Начатки современной цивилизации, ныне победно прокладывающей себе путь в мире, появились еще до моего рождения, принявшись исподволь подтачивать устои старого, сформировавшегося еще в XVIII веке и казавшегося незыблемым порядка. В моем городке к железнодорожной станции дуврской ветки, когда мне исполнилось двенадцать, добавилась еще одна — на ветке от Гров-парка к Чизлхерсту. Городку, где было всего лишь несколько больших домов, старинная рыночная площадь, кривая Главная улица, две гостиницы и множество пивных, с появлением этой станции предстояло разрастись и начать бурно заселяться. Лондон постепенно приближался к нему, превращая в свой пригород. Предвидеть очевидные последствия этого могли лишь наиболее дальновидные строительные подрядчики; другие не заглядывали столь далеко. Дома и лавки, вроде той, где я провел свое детство, тем не менее начали множиться. Немедленно стали превращаться в помойку дворы и грязные проулки. Но вокруг открывались просторы лугов и полей. Бромли и Чизлхерст утопали в зелени, окруженные большими парками вроде Сандридж-парка, Кэмден-парка, а к югу простирались вересковые пустоши возле Кестонских прудов и луга.
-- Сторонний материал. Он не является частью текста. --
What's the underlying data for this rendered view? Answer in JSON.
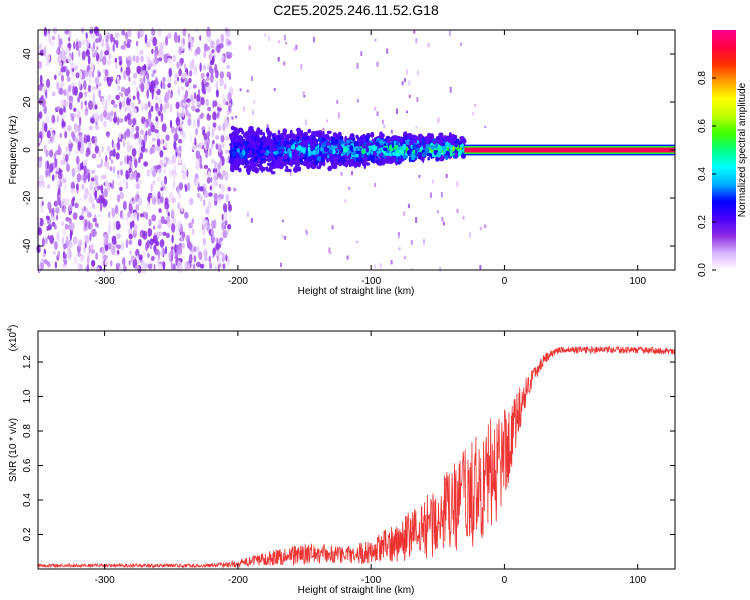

При новом порядке вещей, который начал складываться в дни моего детства, постепенно стала осознаваться необходимость начального образования. Правящие классы поняли, что невежественный народ не сможет конкурировать с иностранцами. В изумленном общественном сознании мало-помалу вызревало понимание того, что всякий должен знать грамоту и счет. Школы, в течение полувека существовавшие у нонконформистов и в маленьких англиканских приходах, согласно изданному в 1871 году закону о начальном обучении

Правда, рядом с государственными школами, созданными законом, издавна, с XVIII века, повсеместно существовали учебные заведения, которым жители Бромли, равно как и моя мать, отдавали предпочтение. Век назад «низшие классы» не притязали на грамоту, но, в отличие от них, сельские арендаторы, лавочники, трактирщики и старшие слуги, составлявшие тогда по сравнению с наемными рабочими большой процент населения, отдавали детей в маленькие платные школы, возникшие со времен, когда Реформация внесла брожение в умы; если же поблизости не было таких школ, они создавали их. Эти частные школы прозябали в обществе, терявшем былую устойчивость, что особенно чувствовалось в середине девятнадцатого столетия. Школа мистера Морли и была сохранившимся, хотя и немного преобразованным, образчиком подобного рода школ.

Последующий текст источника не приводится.